I was pleased to read brief reviews of the show from other listeners: here was something a bit different, a bit fun, and it had some of the edgy magic that live radio can still convey.
I was disappointed to learn this week that Channel 4 have removed their HD channel from the Freesat platform. I haven’t the time to go into what this really means and why they’ve done it, but it came as a surprising blow to what seemed like a sustainable, forward-looking system. It was a slight wake-up call, too, when it is easy to idly wonder why we don’t just have a completely HD line-up of almost all channels on all systems in 2018. Alas, there are pressures of capacity and inherent costs in broadcasting such ‘big’ streams.
And I also read recently that the BBC will probably never get round to sorting out the weird problem of not having local news on their HD channels. All these little episodes just serve to remind that although it can seem mad that we can’t just crank up the quality or the coverage or the output, there’s usually politics or money or poor decisions made earlier in the process standing in the way.
A busy weekend started with a Friday evening trip to the V&A museum with work colleagues.

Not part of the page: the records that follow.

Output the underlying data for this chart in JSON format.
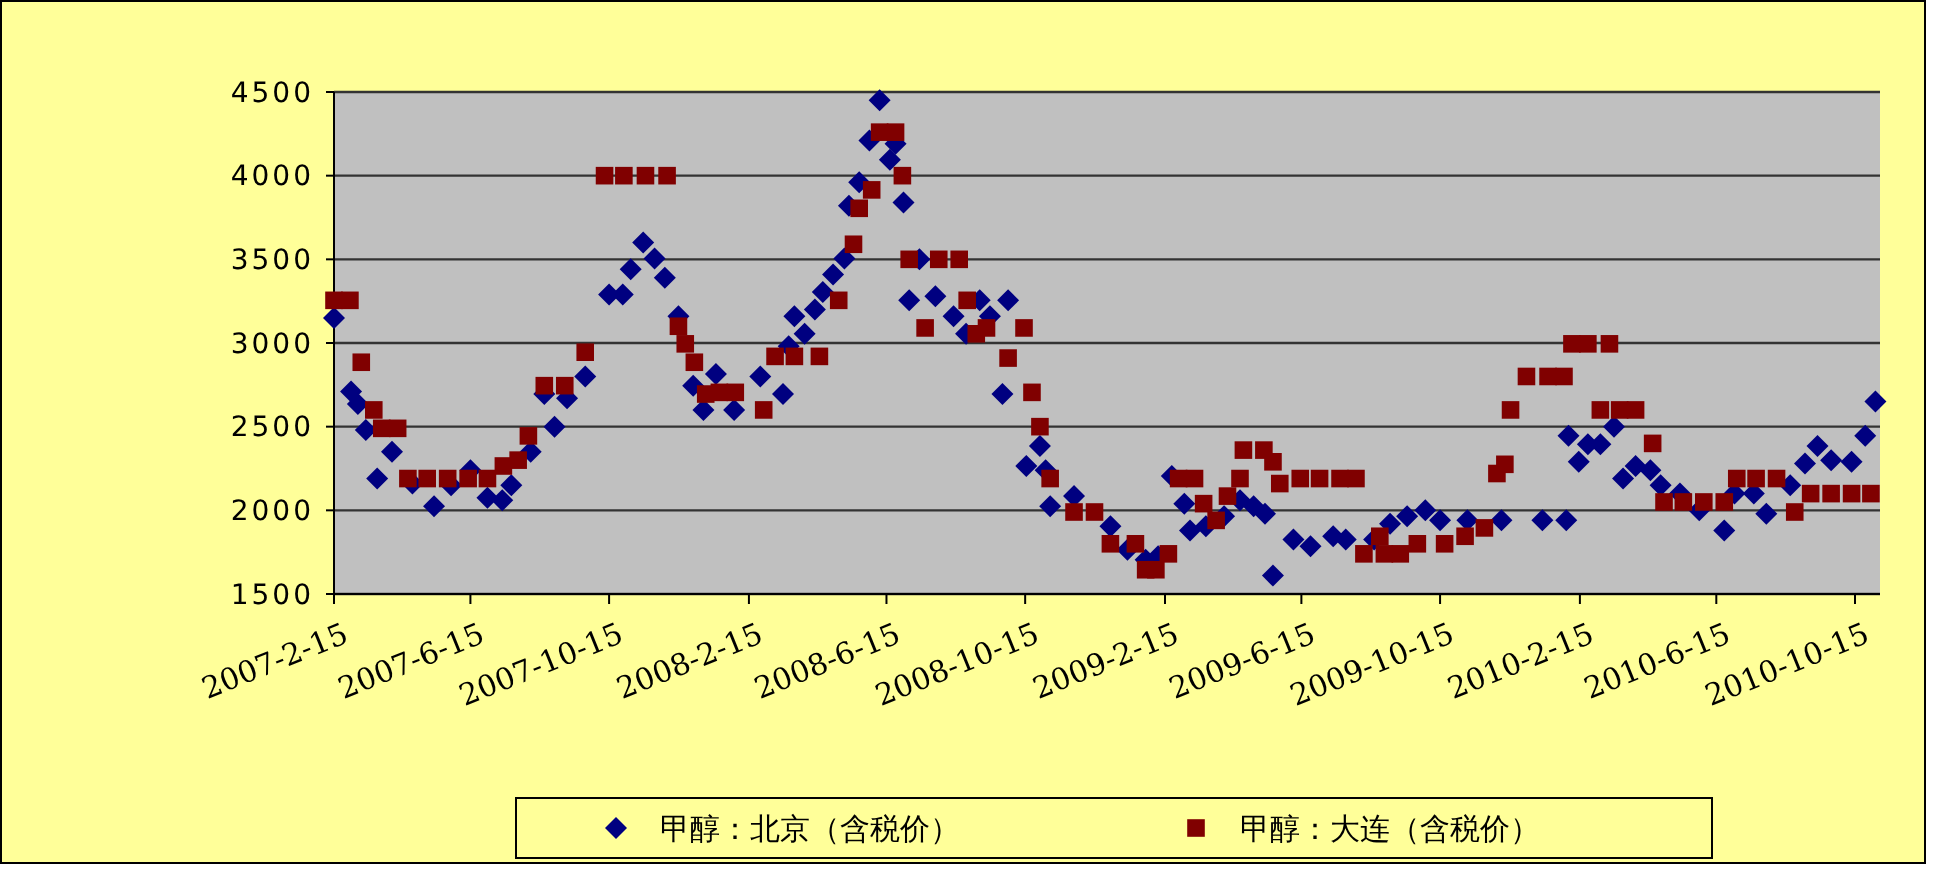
{
  "chart_data": {
    "type": "scatter",
    "xlim": [
      "2007-02-15",
      "2010-11-06"
    ],
    "xticks": [
      {
        "value": "2007-02-15",
        "label": "2007-2-15"
      },
      {
        "value": "2007-06-15",
        "label": "2007-6-15"
      },
      {
        "value": "2007-10-15",
        "label": "2007-10-15"
      },
      {
        "value": "2008-02-15",
        "label": "2008-2-15"
      },
      {
        "value": "2008-06-15",
        "label": "2008-6-15"
      },
      {
        "value": "2008-10-15",
        "label": "2008-10-15"
      },
      {
        "value": "2009-02-15",
        "label": "2009-2-15"
      },
      {
        "value": "2009-06-15",
        "label": "2009-6-15"
      },
      {
        "value": "2009-10-15",
        "label": "2009-10-15"
      },
      {
        "value": "2010-02-15",
        "label": "2010-2-15"
      },
      {
        "value": "2010-06-15",
        "label": "2010-6-15"
      },
      {
        "value": "2010-10-15",
        "label": "2010-10-15"
      }
    ],
    "ylim": [
      1500,
      4500
    ],
    "yticks": [
      1500,
      2000,
      2500,
      3000,
      3500,
      4000,
      4500
    ],
    "grid": "y",
    "legend": "bottom",
    "series": [
      {
        "name": "甲醇：北京（含税价）",
        "color": "#000080",
        "marker": "diamond",
        "x": [
          "2007-02-15",
          "2007-03-02",
          "2007-03-08",
          "2007-03-15",
          "2007-03-25",
          "2007-04-07",
          "2007-04-25",
          "2007-05-14",
          "2007-05-29",
          "2007-06-15",
          "2007-06-30",
          "2007-07-13",
          "2007-07-21",
          "2007-08-07",
          "2007-08-19",
          "2007-08-28",
          "2007-09-08",
          "2007-09-24",
          "2007-10-15",
          "2007-10-27",
          "2007-11-03",
          "2007-11-14",
          "2007-11-24",
          "2007-12-03",
          "2007-12-15",
          "2007-12-28",
          "2008-01-06",
          "2008-01-17",
          "2008-02-02",
          "2008-02-25",
          "2008-03-16",
          "2008-03-21",
          "2008-03-26",
          "2008-04-04",
          "2008-04-13",
          "2008-04-20",
          "2008-04-29",
          "2008-05-09",
          "2008-05-13",
          "2008-05-22",
          "2008-05-31",
          "2008-06-09",
          "2008-06-18",
          "2008-06-23",
          "2008-06-30",
          "2008-07-05",
          "2008-07-14",
          "2008-07-28",
          "2008-08-13",
          "2008-08-24",
          "2008-09-05",
          "2008-09-14",
          "2008-09-25",
          "2008-09-30",
          "2008-10-16",
          "2008-10-28",
          "2008-11-02",
          "2008-11-06",
          "2008-11-27",
          "2008-12-29",
          "2009-01-13",
          "2009-01-29",
          "2009-02-09",
          "2009-02-21",
          "2009-03-04",
          "2009-03-09",
          "2009-03-23",
          "2009-04-08",
          "2009-04-22",
          "2009-05-04",
          "2009-05-14",
          "2009-05-21",
          "2009-06-08",
          "2009-06-23",
          "2009-07-13",
          "2009-07-24",
          "2009-08-18",
          "2009-09-01",
          "2009-09-16",
          "2009-10-02",
          "2009-10-15",
          "2009-11-08",
          "2009-12-08",
          "2010-01-13",
          "2010-02-03",
          "2010-02-05",
          "2010-02-14",
          "2010-02-22",
          "2010-03-05",
          "2010-03-17",
          "2010-03-25",
          "2010-04-05",
          "2010-04-18",
          "2010-04-27",
          "2010-05-14",
          "2010-05-31",
          "2010-06-22",
          "2010-07-01",
          "2010-07-18",
          "2010-07-29",
          "2010-08-19",
          "2010-09-01",
          "2010-09-12",
          "2010-09-24",
          "2010-10-12",
          "2010-10-24",
          "2010-11-02"
        ],
        "values": [
          3150,
          2710,
          2635,
          2480,
          2190,
          2350,
          2160,
          2025,
          2150,
          2240,
          2075,
          2060,
          2150,
          2350,
          2695,
          2500,
          2670,
          2800,
          3290,
          3290,
          3440,
          3600,
          3505,
          3390,
          3160,
          2745,
          2600,
          2815,
          2600,
          2800,
          2695,
          2980,
          3160,
          3055,
          3200,
          3305,
          3410,
          3505,
          3820,
          3960,
          4210,
          4450,
          4095,
          4190,
          3840,
          3255,
          3500,
          3280,
          3160,
          3055,
          3255,
          3160,
          2695,
          3255,
          2265,
          2385,
          2240,
          2025,
          2085,
          1905,
          1765,
          1705,
          1725,
          2205,
          2040,
          1880,
          1905,
          1965,
          2060,
          2025,
          1980,
          1610,
          1825,
          1785,
          1845,
          1825,
          1825,
          1920,
          1965,
          2000,
          1940,
          1940,
          1940,
          1940,
          1940,
          2445,
          2290,
          2395,
          2395,
          2500,
          2190,
          2265,
          2240,
          2150,
          2100,
          2000,
          1880,
          2100,
          2100,
          1980,
          2150,
          2280,
          2385,
          2300,
          2290,
          2445,
          2650
        ]
      },
      {
        "name": "甲醇：大连（含税价）",
        "color": "#800000",
        "marker": "square",
        "x": [
          "2007-02-15",
          "2007-03-01",
          "2007-03-11",
          "2007-03-22",
          "2007-03-29",
          "2007-04-12",
          "2007-04-21",
          "2007-05-08",
          "2007-05-26",
          "2007-06-13",
          "2007-06-30",
          "2007-07-14",
          "2007-07-27",
          "2007-08-05",
          "2007-08-19",
          "2007-09-06",
          "2007-09-24",
          "2007-10-11",
          "2007-10-28",
          "2007-11-16",
          "2007-12-05",
          "2007-12-15",
          "2007-12-21",
          "2007-12-29",
          "2008-01-08",
          "2008-01-20",
          "2008-02-03",
          "2008-02-28",
          "2008-03-09",
          "2008-03-26",
          "2008-04-17",
          "2008-05-04",
          "2008-05-17",
          "2008-05-22",
          "2008-06-02",
          "2008-06-09",
          "2008-06-23",
          "2008-06-29",
          "2008-07-05",
          "2008-07-19",
          "2008-07-31",
          "2008-08-18",
          "2008-08-25",
          "2008-09-02",
          "2008-09-11",
          "2008-09-30",
          "2008-10-14",
          "2008-10-21",
          "2008-10-28",
          "2008-11-06",
          "2008-11-27",
          "2008-12-15",
          "2008-12-29",
          "2009-01-20",
          "2009-01-29",
          "2009-02-07",
          "2009-02-18",
          "2009-02-27",
          "2009-03-13",
          "2009-03-21",
          "2009-04-01",
          "2009-04-11",
          "2009-04-22",
          "2009-04-25",
          "2009-05-13",
          "2009-05-21",
          "2009-05-27",
          "2009-06-14",
          "2009-07-01",
          "2009-07-19",
          "2009-08-02",
          "2009-08-09",
          "2009-08-23",
          "2009-08-27",
          "2009-09-10",
          "2009-09-25",
          "2009-10-19",
          "2009-11-06",
          "2009-11-23",
          "2009-12-04",
          "2009-12-11",
          "2009-12-16",
          "2009-12-30",
          "2010-01-18",
          "2010-02-01",
          "2010-02-08",
          "2010-02-22",
          "2010-03-05",
          "2010-03-13",
          "2010-03-22",
          "2010-04-05",
          "2010-04-20",
          "2010-04-30",
          "2010-05-17",
          "2010-06-04",
          "2010-06-22",
          "2010-07-03",
          "2010-07-20",
          "2010-08-07",
          "2010-08-23",
          "2010-09-06",
          "2010-09-24",
          "2010-10-12",
          "2010-10-29"
        ],
        "values": [
          3255,
          3255,
          2885,
          2600,
          2490,
          2490,
          2190,
          2190,
          2190,
          2190,
          2190,
          2265,
          2300,
          2445,
          2745,
          2745,
          2945,
          4000,
          4000,
          4000,
          4000,
          3100,
          2995,
          2885,
          2695,
          2705,
          2705,
          2600,
          2920,
          2920,
          2920,
          3255,
          3590,
          3805,
          3915,
          4260,
          4260,
          4000,
          3500,
          3090,
          3500,
          3500,
          3255,
          3055,
          3090,
          2910,
          3090,
          2705,
          2500,
          2190,
          1990,
          1990,
          1800,
          1800,
          1645,
          1645,
          1740,
          2190,
          2190,
          2040,
          1940,
          2085,
          2190,
          2360,
          2360,
          2290,
          2160,
          2190,
          2190,
          2190,
          2190,
          1740,
          1845,
          1740,
          1740,
          1800,
          1800,
          1845,
          1895,
          2220,
          2275,
          2600,
          2800,
          2800,
          2800,
          2995,
          2995,
          2600,
          2995,
          2600,
          2600,
          2400,
          2050,
          2050,
          2050,
          2050,
          2190,
          2190,
          2190,
          1990,
          2100,
          2100,
          2100,
          2100
        ]
      }
    ]
  }
}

We had tickets for the Winnie the Pooh exhibition and although my knowledge of those stories is quite limited, I can’t resist the opportunity to see such an exhibition, and it was a pleasure to go with such good company. That our visit coincided with the museum’s Lates event – this time entitled Pxssy Palace – raised a few eyebrows, but the atmosphere was busy and bustling, and we were still able to enjoy the exhibition itself.
It’s not a vast collection, but there was a sweetness to how it had been laid out which cleverly bridged the gap between making it a playground for children, and an interesting narrative for grown-ups. I was captivated by sketches, letters and notes made by Milne and Shepard, including hand-drawn maps, and recollections of trips to local woods when casting about for locations. It’s always heartening to see such collections of sketches and personal papers. It really makes you wonder at the size of the collections these exhibitions must draw upon. I also enjoyed a couple of items which showed the ‘animation’ in a series of still sketches, brought to life in GIF form below. We capped off the trip with a decent Indian curry and a few bottles of wine. A most pleasant way to spend a Friday evening.

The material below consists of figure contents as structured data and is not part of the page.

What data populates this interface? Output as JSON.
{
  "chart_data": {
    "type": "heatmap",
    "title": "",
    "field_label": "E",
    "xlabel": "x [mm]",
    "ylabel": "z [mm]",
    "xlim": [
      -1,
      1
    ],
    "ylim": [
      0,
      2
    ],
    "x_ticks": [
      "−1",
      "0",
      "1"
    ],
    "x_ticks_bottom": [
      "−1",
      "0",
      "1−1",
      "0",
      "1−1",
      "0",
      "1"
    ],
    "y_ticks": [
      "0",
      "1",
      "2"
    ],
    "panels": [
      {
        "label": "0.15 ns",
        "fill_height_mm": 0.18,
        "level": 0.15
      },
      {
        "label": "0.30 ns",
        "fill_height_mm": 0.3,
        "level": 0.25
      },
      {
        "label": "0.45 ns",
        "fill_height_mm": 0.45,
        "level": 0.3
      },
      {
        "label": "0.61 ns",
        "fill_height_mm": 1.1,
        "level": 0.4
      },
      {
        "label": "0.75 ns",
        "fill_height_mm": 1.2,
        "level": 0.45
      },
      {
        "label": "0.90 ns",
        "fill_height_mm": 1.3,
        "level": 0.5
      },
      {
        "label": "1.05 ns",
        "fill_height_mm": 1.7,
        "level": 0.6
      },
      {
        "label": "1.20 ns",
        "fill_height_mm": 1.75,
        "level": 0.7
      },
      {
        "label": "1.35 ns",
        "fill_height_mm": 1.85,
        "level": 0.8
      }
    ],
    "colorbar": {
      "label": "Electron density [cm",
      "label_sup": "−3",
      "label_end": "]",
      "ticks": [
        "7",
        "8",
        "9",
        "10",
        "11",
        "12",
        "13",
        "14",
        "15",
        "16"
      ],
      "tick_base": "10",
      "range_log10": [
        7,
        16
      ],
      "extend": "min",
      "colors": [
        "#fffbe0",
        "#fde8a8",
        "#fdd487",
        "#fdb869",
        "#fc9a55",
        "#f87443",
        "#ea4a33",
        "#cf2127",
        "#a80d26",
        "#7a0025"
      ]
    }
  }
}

As often happens with exhibitions like these, I found myself taken with one small element I could have easily missed: one section described the process of taking the delicate pencil sketches and turning them into illustrations for the books. A fairly simple, integral process, but one I wanted to understand more about. This led to me taking out several books from the library the next morning on printing, typography and printmaking.

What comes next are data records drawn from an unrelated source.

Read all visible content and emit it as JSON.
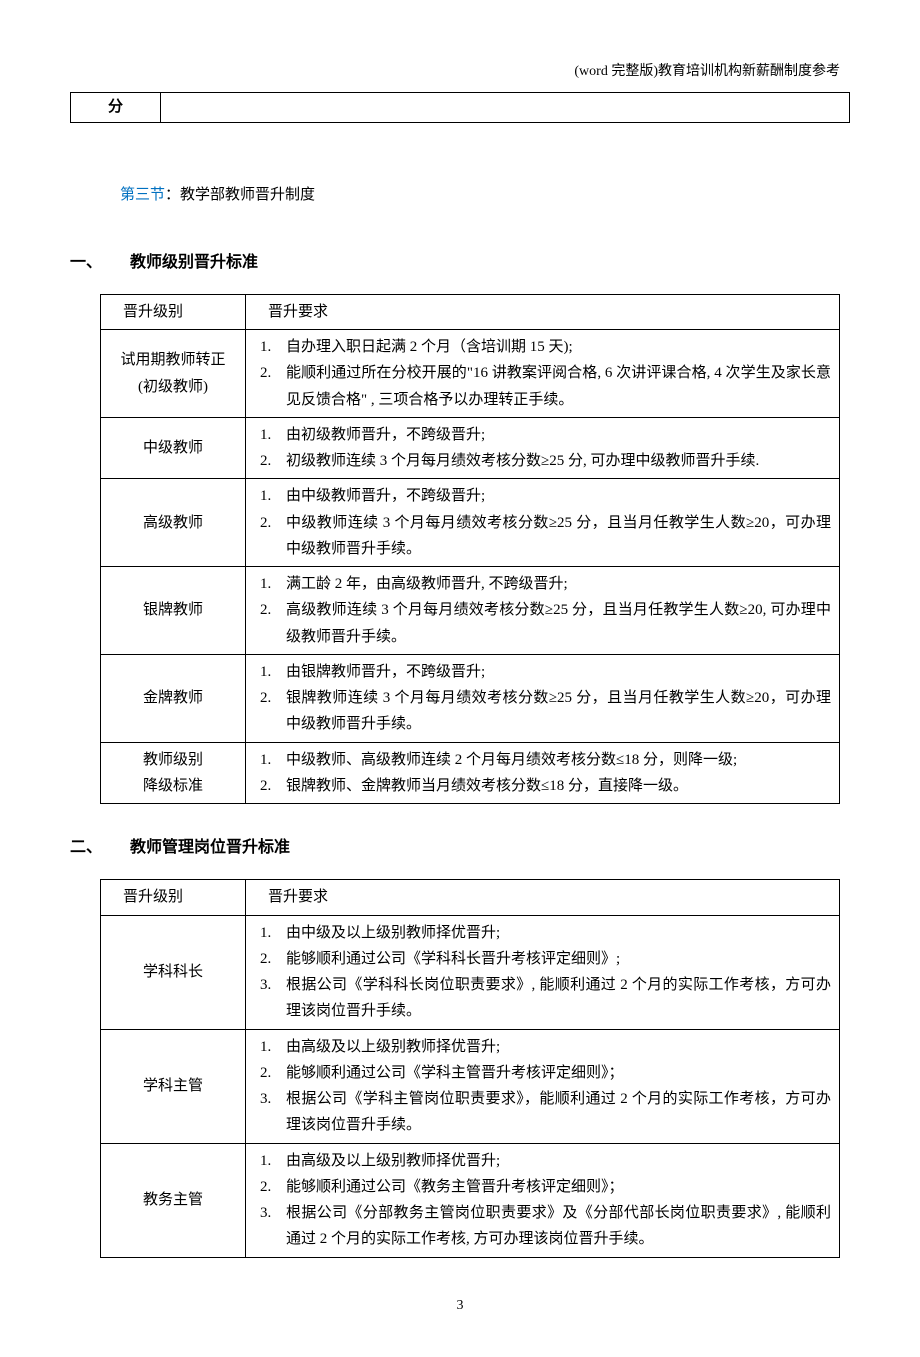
{
  "header_note": "(word 完整版)教育培训机构新薪酬制度参考",
  "top_fen": "分",
  "section3": {
    "link": "第三节",
    "suffix": "：教学部教师晋升制度"
  },
  "h1": {
    "num": "一、",
    "title": "教师级别晋升标准"
  },
  "table1": {
    "col1_header": "晋升级别",
    "col2_header": "晋升要求",
    "rows": [
      {
        "level1": "试用期教师转正",
        "level2": "(初级教师)",
        "items": [
          "自办理入职日起满 2 个月（含培训期 15 天);",
          "能顺利通过所在分校开展的\"16 讲教案评阅合格, 6 次讲评课合格, 4 次学生及家长意见反馈合格\" , 三项合格予以办理转正手续。"
        ]
      },
      {
        "level": "中级教师",
        "items": [
          "由初级教师晋升，不跨级晋升;",
          "初级教师连续 3 个月每月绩效考核分数≥25 分, 可办理中级教师晋升手续."
        ]
      },
      {
        "level": "高级教师",
        "items": [
          "由中级教师晋升，不跨级晋升;",
          "中级教师连续 3 个月每月绩效考核分数≥25 分，且当月任教学生人数≥20，可办理中级教师晋升手续。"
        ]
      },
      {
        "level": "银牌教师",
        "items": [
          "满工龄 2 年，由高级教师晋升, 不跨级晋升;",
          "高级教师连续 3 个月每月绩效考核分数≥25 分，且当月任教学生人数≥20, 可办理中级教师晋升手续。"
        ]
      },
      {
        "level": "金牌教师",
        "items": [
          "由银牌教师晋升，不跨级晋升;",
          "银牌教师连续 3 个月每月绩效考核分数≥25 分，且当月任教学生人数≥20，可办理中级教师晋升手续。"
        ]
      },
      {
        "level1": "教师级别",
        "level2": "降级标准",
        "items": [
          "中级教师、高级教师连续 2 个月每月绩效考核分数≤18 分，则降一级;",
          "银牌教师、金牌教师当月绩效考核分数≤18 分，直接降一级。"
        ]
      }
    ]
  },
  "h2": {
    "num": "二、",
    "title": "教师管理岗位晋升标准"
  },
  "table2": {
    "col1_header": "晋升级别",
    "col2_header": "晋升要求",
    "rows": [
      {
        "level": "学科科长",
        "items": [
          "由中级及以上级别教师择优晋升;",
          "能够顺利通过公司《学科科长晋升考核评定细则》;",
          "根据公司《学科科长岗位职责要求》, 能顺利通过 2 个月的实际工作考核，方可办理该岗位晋升手续。"
        ]
      },
      {
        "level": "学科主管",
        "items": [
          "由高级及以上级别教师择优晋升;",
          "能够顺利通过公司《学科主管晋升考核评定细则》；",
          "根据公司《学科主管岗位职责要求》，能顺利通过 2 个月的实际工作考核，方可办理该岗位晋升手续。"
        ]
      },
      {
        "level": "教务主管",
        "items": [
          "由高级及以上级别教师择优晋升;",
          "能够顺利通过公司《教务主管晋升考核评定细则》；",
          "根据公司《分部教务主管岗位职责要求》及《分部代部长岗位职责要求》, 能顺利通过 2 个月的实际工作考核, 方可办理该岗位晋升手续。"
        ]
      }
    ]
  },
  "page_number": "3"
}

This impromptu trip the library was book-ended with first a short run and then a delicious brunch at nearby The Petite Corée, who use a subtle blend of European and Korean cooking. My smoked salmon had a yuzu dressing which was delightfully sharp and fresh.
I then did a little more website admin on two sites I’m currently working on. As with these sorts of projects, the tail-end tends to be a slower process of smaller tweaks, as opposed to the initial rush of big milestones.
Saturday was a celebration at a Hammersmith bar for some of Megan’s friends. We had a lovely time chatting with various people – old friends and new ones. And then Sunday was a sunny trip to Kent for Sunday dinner with Megan’s family. I can’t remember when I last had roast duck breast, but I’m determined to have it again very soon. It was exquisite. I felt like a medieval king by the end of it, with all the meat, cheese and wine I’d consumed.